Mel O’Callaghan
A new exhibition by Mel O'Callaghan and her collaborators calls us into a communion: with organic and mineral matter, with other fleshly forms, with the natural world, and with the embodied energy of sound.
Mel O’Callaghan’s new exhibition art Sydney’s Carriageworks is titled with a capacious, and kind of porous, claim: All is Life. The very openness of this idea, and its ability to hold lots of different specificities – and possibilities – inside it, seems to be exactly why it is useful and interesting for O’Callaghan. It’s a suggestion with a moving horizon, a moving limit. Bringing ongoing bodies (and I do mean bodies) of work together with newer ones, All is Life invites us, as viewers, to find ourselves implicated in the exchanges of knowledge and feeling which structure the artist’s practice – our own horizons shifted, incrementally, by those of O’Callaghan’s collaborators, and her objects. Life-affirming in the deepest sense, the exhibition opens up a space in which we can regard, gently, our human need for haptic connection to whatever “life” may be, both within and beyond ourselves.
O’Callaghan and I speak as her show is being installed under the supervision of curator Aarna Hanley. In the background of our video call, I can hear heavy metal objects rumbling into place, the oddly shocking sound reverberating through the hollow chambers of the Carriageworks bays. This is likely a combination of the sounds of install and the building works underway around the venue, but the noise also nicely recalls the larger-than-life-sized tuning forks which will comprise part of the show, amongst video works, a sound piece (the artist’s first), and a large mural installation.
These tuning forks, developed with the assistance of Matthew Mewburn of Eveleigh Works and music technologist Damien Ricketson, will stand as sculptural elements in the space six days a week, spending the remainder day (Saturday) playing and being played by a group of performers. Many of these are people O’Callaghan has worked with for long periods of time. I ask her how she considers her relationship to these performers, or if she thinks of herself as a choreographer. “I’m not really choreographing,” she says, “the work choreographs the performer. As vibrations travel through this inorganic tuning fork, they move through the resonance chamber and up into the body of the performer. That idea of vibration carries throughout the whole exhibition, and leads you [the audience] through the work.” This is a literal, as well as a philosophical picture of the work: the forks will, through the performance, be set to vibrate at frequencies to which human beings have particular somatic responses.
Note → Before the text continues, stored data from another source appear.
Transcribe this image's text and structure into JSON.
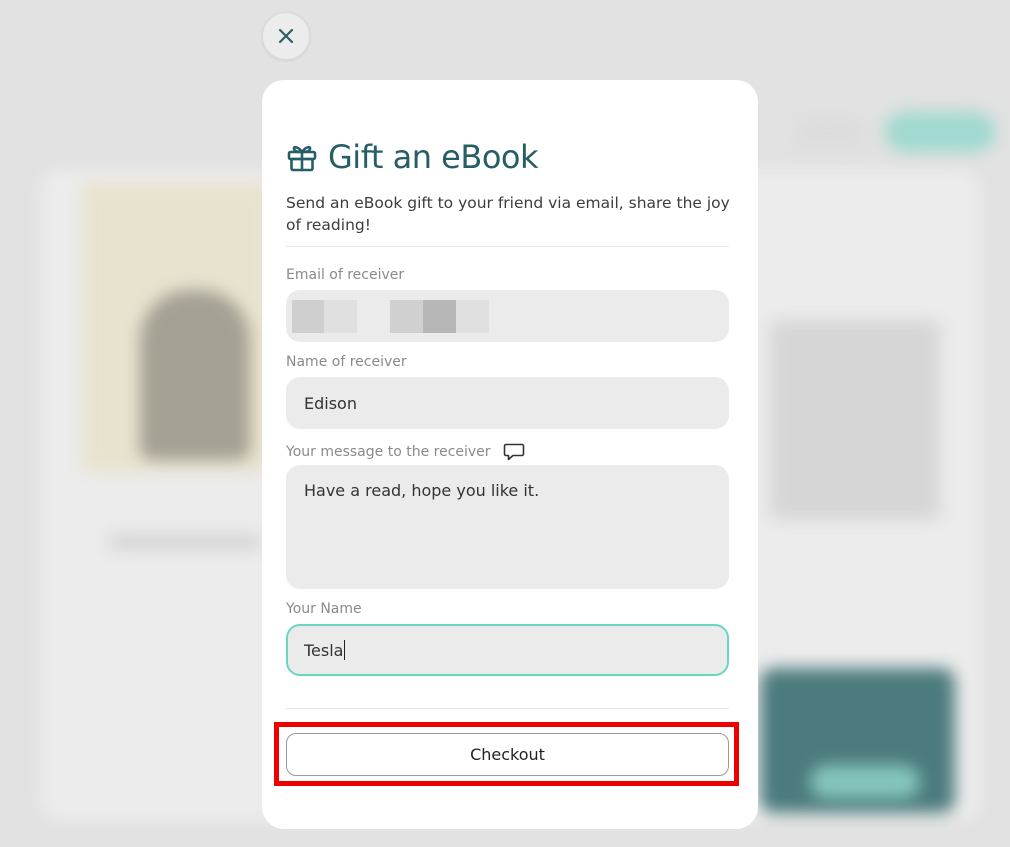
{
  "close_button": {
    "icon": "close-icon"
  },
  "modal": {
    "title": "Gift an eBook",
    "title_icon": "gift-icon",
    "subtitle": "Send an eBook gift to your friend via email, share the joy of reading!",
    "fields": {
      "email": {
        "label": "Email of receiver",
        "value": ""
      },
      "receiver_name": {
        "label": "Name of receiver",
        "value": "Edison"
      },
      "message": {
        "label": "Your message to the receiver",
        "label_icon": "message-icon",
        "value": "Have a read, hope you like it."
      },
      "your_name": {
        "label": "Your Name",
        "value": "Tesla"
      }
    },
    "checkout_label": "Checkout"
  },
  "colors": {
    "accent": "#265e66",
    "focus_border": "#6bd5c3",
    "highlight": "#ee0000"
  }
}
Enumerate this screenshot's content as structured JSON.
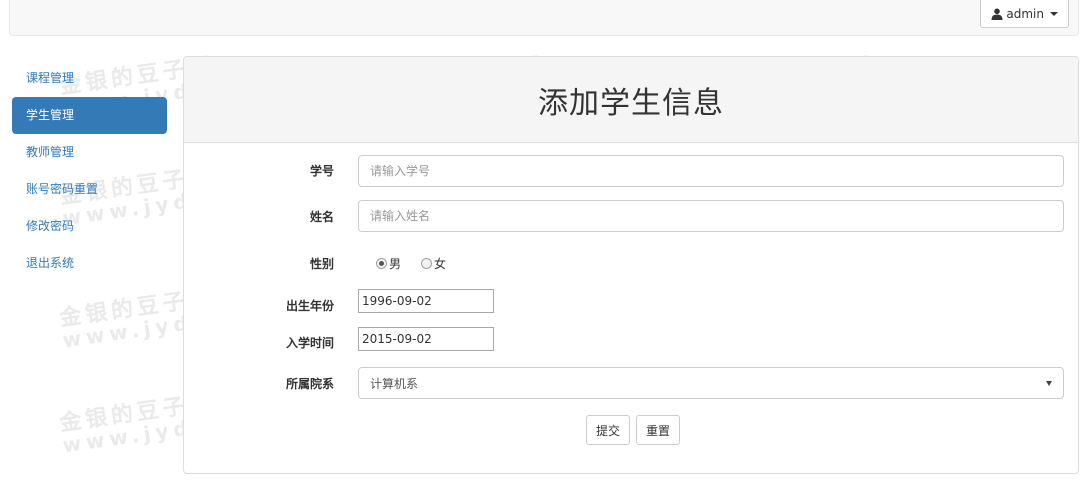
{
  "header": {
    "username": "admin",
    "user_icon": "user-icon"
  },
  "sidebar": {
    "items": [
      {
        "label": "课程管理",
        "active": false
      },
      {
        "label": "学生管理",
        "active": true
      },
      {
        "label": "教师管理",
        "active": false
      },
      {
        "label": "账号密码重置",
        "active": false
      },
      {
        "label": "修改密码",
        "active": false
      },
      {
        "label": "退出系统",
        "active": false
      }
    ]
  },
  "panel": {
    "title": "添加学生信息"
  },
  "form": {
    "student_id": {
      "label": "学号",
      "placeholder": "请输入学号",
      "value": ""
    },
    "name": {
      "label": "姓名",
      "placeholder": "请输入姓名",
      "value": ""
    },
    "gender": {
      "label": "性别",
      "options": [
        "男",
        "女"
      ],
      "selected": "男"
    },
    "birth": {
      "label": "出生年份",
      "value": "1996-09-02"
    },
    "enroll": {
      "label": "入学时间",
      "value": "2015-09-02"
    },
    "department": {
      "label": "所属院系",
      "selected": "计算机系"
    },
    "submit_label": "提交",
    "reset_label": "重置"
  },
  "watermark": {
    "line1": "金银的豆子网",
    "line2": "www.jyddzi.com"
  },
  "colors": {
    "primary": "#337ab7",
    "panel_heading": "#f5f5f5",
    "border": "#dddddd"
  }
}
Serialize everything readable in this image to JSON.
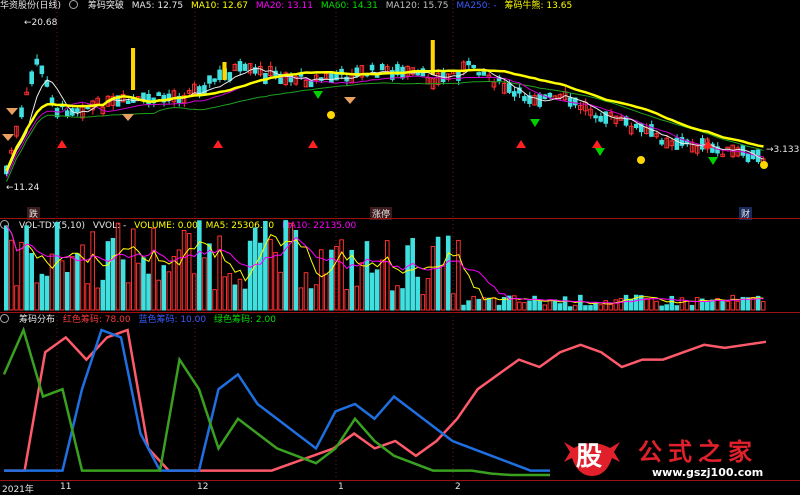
{
  "panel_price": {
    "title": "华资股份(日线)",
    "indicator": "筹码突破",
    "ma": [
      {
        "label": "MA5: 12.75",
        "color": "#e8e8e8"
      },
      {
        "label": "MA10: 12.67",
        "color": "#ffff00"
      },
      {
        "label": "MA20: 13.11",
        "color": "#ff00ff"
      },
      {
        "label": "MA60: 14.31",
        "color": "#00e000"
      },
      {
        "label": "MA120: 15.75",
        "color": "#c0c0c0"
      },
      {
        "label": "MA250: -",
        "color": "#3a5bff"
      },
      {
        "label": "筹码牛熊: 13.65",
        "color": "#ffff00"
      }
    ],
    "high_label": "20.68",
    "low_label": "11.24",
    "last_label": "3.133",
    "event_markers": [
      "跌",
      "涨停",
      "财"
    ]
  },
  "panel_volume": {
    "title": "VOL-TDX(5,10)",
    "vvol": "VVOL: -",
    "volume": "VOLUME: 0.00",
    "ma5": "MA5: 25306.10",
    "ma10": "MA10: 22135.00"
  },
  "panel_chips": {
    "title": "筹码分布",
    "red": "红色筹码: 78.00",
    "blue": "蓝色筹码: 10.00",
    "green": "绿色筹码: 2.00"
  },
  "x_axis": {
    "labels": [
      "2021年",
      "11",
      "12",
      "1",
      "2"
    ]
  },
  "watermark": {
    "char": "股",
    "text": "公式之家",
    "url": "www.gszj100.com"
  },
  "chart_data": {
    "type": "line",
    "series": [
      {
        "name": "红色筹码",
        "values": [
          5,
          5,
          85,
          95,
          80,
          95,
          100,
          20,
          5,
          5,
          5,
          5,
          5,
          5,
          10,
          15,
          20,
          30,
          20,
          25,
          15,
          25,
          40,
          60,
          70,
          80,
          75,
          85,
          90,
          85,
          75,
          80,
          80,
          85,
          90,
          88,
          90,
          92
        ]
      },
      {
        "name": "蓝色筹码",
        "values": [
          5,
          5,
          5,
          5,
          60,
          100,
          95,
          30,
          5,
          5,
          5,
          60,
          70,
          50,
          40,
          30,
          20,
          45,
          50,
          40,
          55,
          45,
          35,
          25,
          20,
          15,
          10,
          5,
          5
        ]
      },
      {
        "name": "绿色筹码",
        "values": [
          70,
          100,
          55,
          60,
          5,
          5,
          5,
          5,
          5,
          80,
          60,
          20,
          40,
          30,
          20,
          15,
          10,
          20,
          40,
          25,
          15,
          10,
          5,
          5,
          5,
          3,
          2,
          2,
          2
        ]
      }
    ]
  }
}
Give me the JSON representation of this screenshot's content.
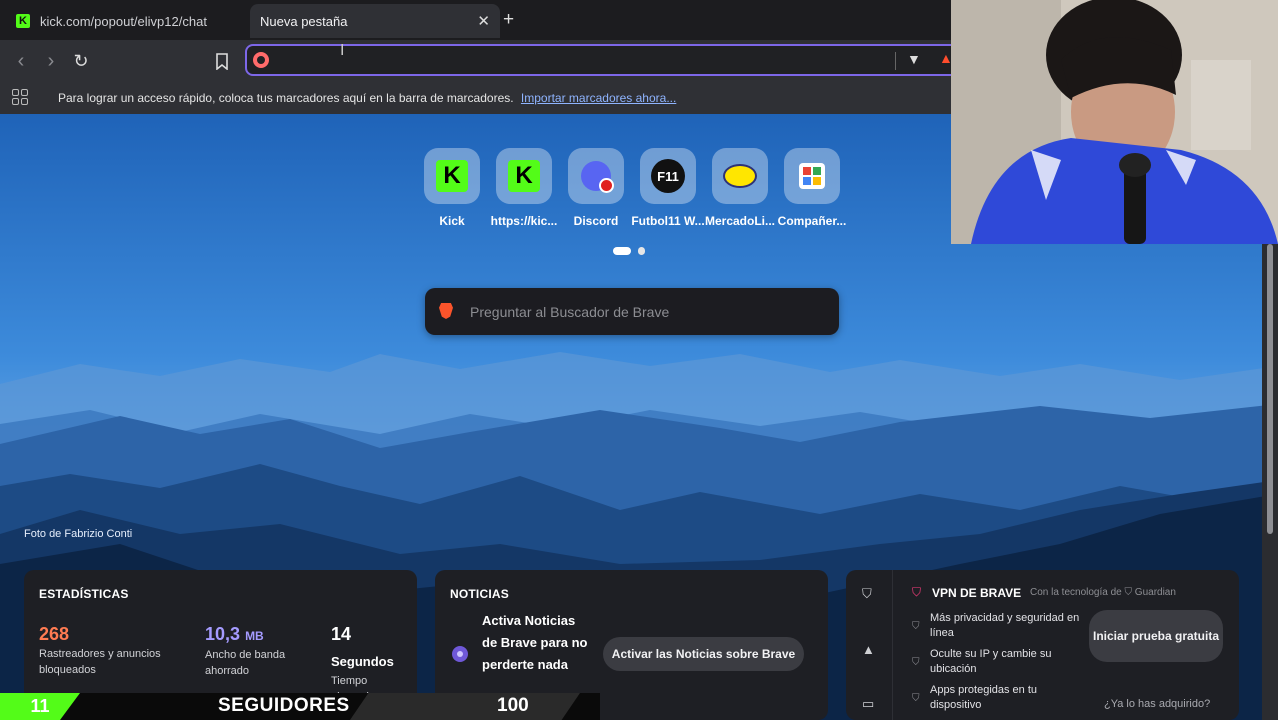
{
  "tabs": [
    {
      "title": "kick.com/popout/elivp12/chat",
      "active": false
    },
    {
      "title": "Nueva pestaña",
      "active": true
    }
  ],
  "toolbar": {
    "back": "back",
    "forward": "forward",
    "reload": "reload",
    "bookmark": "bookmark",
    "omnibox_value": ""
  },
  "bookmarks_bar": {
    "message": "Para lograr un acceso rápido, coloca tus marcadores aquí en la barra de marcadores.",
    "import_link": "Importar marcadores ahora..."
  },
  "top_sites": [
    {
      "label": "Kick",
      "icon": "kick-icon"
    },
    {
      "label": "https://kic...",
      "icon": "kick-icon"
    },
    {
      "label": "Discord",
      "icon": "discord-icon"
    },
    {
      "label": "Futbol11 W...",
      "icon": "futbol11-icon"
    },
    {
      "label": "MercadoLi...",
      "icon": "mercadolibre-icon"
    },
    {
      "label": "Compañer...",
      "icon": "calendar-icon"
    }
  ],
  "search": {
    "placeholder": "Preguntar al Buscador de Brave"
  },
  "photo_credit": "Foto de Fabrizio Conti",
  "stats": {
    "title": "ESTADÍSTICAS",
    "trackers": {
      "value": "268",
      "label": "Rastreadores y anuncios bloqueados"
    },
    "bandwidth": {
      "value": "10,3",
      "unit": "MB",
      "label": "Ancho de banda ahorrado"
    },
    "time": {
      "value": "14",
      "unit": "Segundos",
      "label": "Tiempo ahorrado"
    }
  },
  "news": {
    "title": "NOTICIAS",
    "text": "Activa Noticias de Brave para no perderte nada",
    "button": "Activar las Noticias sobre Brave"
  },
  "vpn": {
    "title": "VPN DE BRAVE",
    "powered": "Con la tecnología de",
    "powered_brand": "Guardian",
    "features": [
      "Más privacidad y seguridad en línea",
      "Oculte su IP y cambie su ubicación",
      "Apps protegidas en tu dispositivo"
    ],
    "trial_button": "Iniciar prueba gratuita",
    "purchased_link": "¿Ya lo has adquirido?"
  },
  "overlay": {
    "followers_count": "11",
    "followers_label": "SEGUIDORES",
    "followers_goal": "100"
  },
  "colors": {
    "accent": "#7d67e8",
    "kick_green": "#53fc18",
    "tracker_orange": "#ff7b52",
    "bandwidth_purple": "#a59bff"
  }
}
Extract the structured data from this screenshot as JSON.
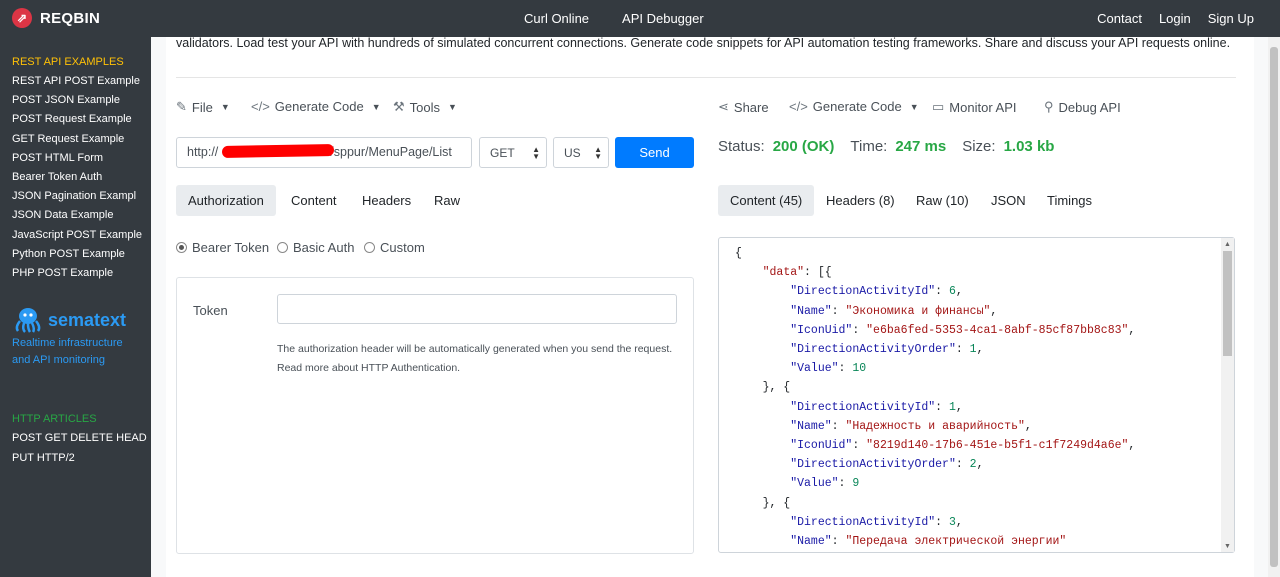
{
  "brand": {
    "name": "REQBIN",
    "logo_glyph": "⇗"
  },
  "topnav": {
    "center": [
      "Curl Online",
      "API Debugger"
    ],
    "right": [
      "Contact",
      "Login",
      "Sign Up"
    ]
  },
  "sidebar": {
    "examples_heading": "REST API EXAMPLES",
    "examples": [
      "REST API POST Example",
      "POST JSON Example",
      "POST Request Example",
      "GET Request Example",
      "POST HTML Form",
      "Bearer Token Auth",
      "JSON Pagination Exampl",
      "JSON Data Example",
      "JavaScript POST Example",
      "Python POST Example",
      "PHP POST Example"
    ],
    "sponsor_name": "sematext",
    "sponsor_tagline": "Realtime infrastructure and API monitoring",
    "articles_heading": "HTTP ARTICLES",
    "articles": [
      "POST GET DELETE HEAD",
      "PUT HTTP/2"
    ]
  },
  "intro_text": "validators. Load test your API with hundreds of simulated concurrent connections. Generate code snippets for API automation testing frameworks. Share and discuss your API requests online.",
  "request_toolbar": {
    "file": "File",
    "generate_code": "Generate Code",
    "tools": "Tools"
  },
  "response_toolbar": {
    "share": "Share",
    "generate_code": "Generate Code",
    "monitor": "Monitor API",
    "debug": "Debug API"
  },
  "request": {
    "url_prefix": "http://",
    "url_suffix": "/sppur/MenuPage/List",
    "method": "GET",
    "region": "US",
    "send_label": "Send"
  },
  "request_tabs": [
    "Authorization",
    "Content",
    "Headers",
    "Raw"
  ],
  "auth_options": [
    "Bearer Token",
    "Basic Auth",
    "Custom"
  ],
  "auth": {
    "token_label": "Token",
    "token_value": "",
    "help_line1": "The authorization header will be automatically generated when you send the request.",
    "help_line2": "Read more about HTTP Authentication."
  },
  "status": {
    "status_label": "Status:",
    "status_value": "200 (OK)",
    "time_label": "Time:",
    "time_value": "247 ms",
    "size_label": "Size:",
    "size_value": "1.03 kb"
  },
  "response_tabs": [
    "Content (45)",
    "Headers (8)",
    "Raw (10)",
    "JSON",
    "Timings"
  ],
  "response_json": {
    "root_key": "data",
    "items": [
      {
        "DirectionActivityId": 6,
        "Name": "Экономика и финансы",
        "IconUid": "e6ba6fed-5353-4ca1-8abf-85cf87bb8c83",
        "DirectionActivityOrder": 1,
        "Value": 10
      },
      {
        "DirectionActivityId": 1,
        "Name": "Надежность и аварийность",
        "IconUid": "8219d140-17b6-451e-b5f1-c1f7249d4a6e",
        "DirectionActivityOrder": 2,
        "Value": 9
      },
      {
        "DirectionActivityId": 3,
        "Name": "Передача электрической энергии"
      }
    ]
  },
  "colors": {
    "accent": "#007bff",
    "success": "#28a745",
    "sidebar_bg": "#343a40",
    "heading_yellow": "#ffc107",
    "brand_red": "#dc3545"
  }
}
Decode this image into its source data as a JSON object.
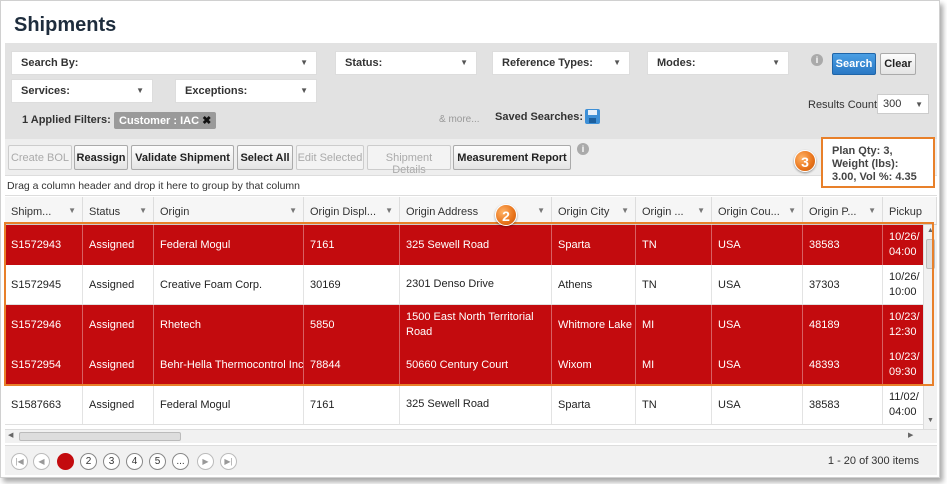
{
  "page": {
    "title": "Shipments"
  },
  "filters": {
    "search_by": "Search By:",
    "status": "Status:",
    "reference_types": "Reference Types:",
    "modes": "Modes:",
    "services": "Services:",
    "exceptions": "Exceptions:",
    "search_button": "Search",
    "clear_button": "Clear",
    "results_count_label": "Results Count:",
    "results_count_value": "300",
    "applied_filters_label": "1 Applied Filters:",
    "applied_filter_chip": "Customer : IAC",
    "more_link": "& more...",
    "saved_searches_label": "Saved Searches:"
  },
  "toolbar": {
    "create_bol": "Create BOL",
    "reassign": "Reassign",
    "validate_shipment": "Validate Shipment",
    "select_all": "Select All",
    "edit_selected": "Edit Selected",
    "shipment_details": "Shipment Details",
    "measurement_report": "Measurement Report",
    "plan_summary": "Plan Qty: 3, Weight (lbs): 3.00, Vol %: 4.35"
  },
  "grid": {
    "group_hint": "Drag a column header and drop it here to group by that column",
    "columns": [
      "Shipm...",
      "Status",
      "Origin",
      "Origin Displ...",
      "Origin Address",
      "Origin City",
      "Origin ...",
      "Origin Cou...",
      "Origin P...",
      "Pickup"
    ],
    "rows": [
      {
        "id": "S1572943",
        "status": "Assigned",
        "origin": "Federal Mogul",
        "display": "7161",
        "address": "325 Sewell Road",
        "city": "Sparta",
        "state": "TN",
        "country": "USA",
        "postal": "38583",
        "pickup1": "10/26/",
        "pickup2": "04:00",
        "selected": true
      },
      {
        "id": "S1572945",
        "status": "Assigned",
        "origin": "Creative Foam Corp.",
        "display": "30169",
        "address": "2301 Denso Drive",
        "city": "Athens",
        "state": "TN",
        "country": "USA",
        "postal": "37303",
        "pickup1": "10/26/",
        "pickup2": "10:00",
        "selected": false
      },
      {
        "id": "S1572946",
        "status": "Assigned",
        "origin": "Rhetech",
        "display": "5850",
        "address": "1500 East North Territorial Road",
        "city": "Whitmore Lake",
        "state": "MI",
        "country": "USA",
        "postal": "48189",
        "pickup1": "10/23/",
        "pickup2": "12:30",
        "selected": true
      },
      {
        "id": "S1572954",
        "status": "Assigned",
        "origin": "Behr-Hella Thermocontrol Inc",
        "display": "78844",
        "address": "50660 Century Court",
        "city": "Wixom",
        "state": "MI",
        "country": "USA",
        "postal": "48393",
        "pickup1": "10/23/",
        "pickup2": "09:30",
        "selected": true
      },
      {
        "id": "S1587663",
        "status": "Assigned",
        "origin": "Federal Mogul",
        "display": "7161",
        "address": "325 Sewell Road",
        "city": "Sparta",
        "state": "TN",
        "country": "USA",
        "postal": "38583",
        "pickup1": "11/02/",
        "pickup2": "04:00",
        "selected": false
      }
    ]
  },
  "pager": {
    "pages": [
      "1",
      "2",
      "3",
      "4",
      "5",
      "..."
    ],
    "current": "1",
    "summary": "1 - 20 of 300 items"
  },
  "callouts": {
    "two": "2",
    "three": "3"
  },
  "colors": {
    "selected_row": "#c30b0e",
    "accent_button": "#3a8fd6",
    "callout": "#e8802a"
  }
}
O’Callaghan’s performers – and audiences – have often been moved by material in ways like this. The artist recalls, as she’s explaining All is Life, an audience member at her Palais de Tokyo show in Paris, Dangerous on the Way, who burst suddenly into tears beside her during a similar performance, moved powerfully and inexplicably by the vibrational frequency produced in the work. I’m reminded too of her work Parade, also performed at the Palais to Tokyo in 2016, and also of its earlier iteration at the Biennale of Sydney in 2014, where performers moved with the weight, momentum, resistance and other forces generated by a series of objects installed in the room. The liveliness of matter, and our beholdenness to it – a kind of contingency at once physical and metaphysical – has not often been the primary way O’Callaghan’s work is interpreted. In that sense, this exhibition represents the picking-up of an important, but as yet under-examined, thread in the artist’s oeuvre.
Some further developments which have grown out of O’Callaghan’s recent body of work Centre of the Centre – differently moving – will also be present at All is Life. A group of speakers in Bay 21 will be set to play a recording, taken “from the very bottom of the sea, of the sound at the Earth’s core.” O’Callaghan recalls discussions with a group of scientists with whom she worked towards Centre of the Centre about the idea for making these recordings: “It’s hot magma and rocks hitting each other down there. And normally, they measure it by vibration. But one of them had this idea – which sounded so crazy, but so innovative – which was to listen to it for the first time.” The sound they found was “the pulse of the planet”: a heartbeat.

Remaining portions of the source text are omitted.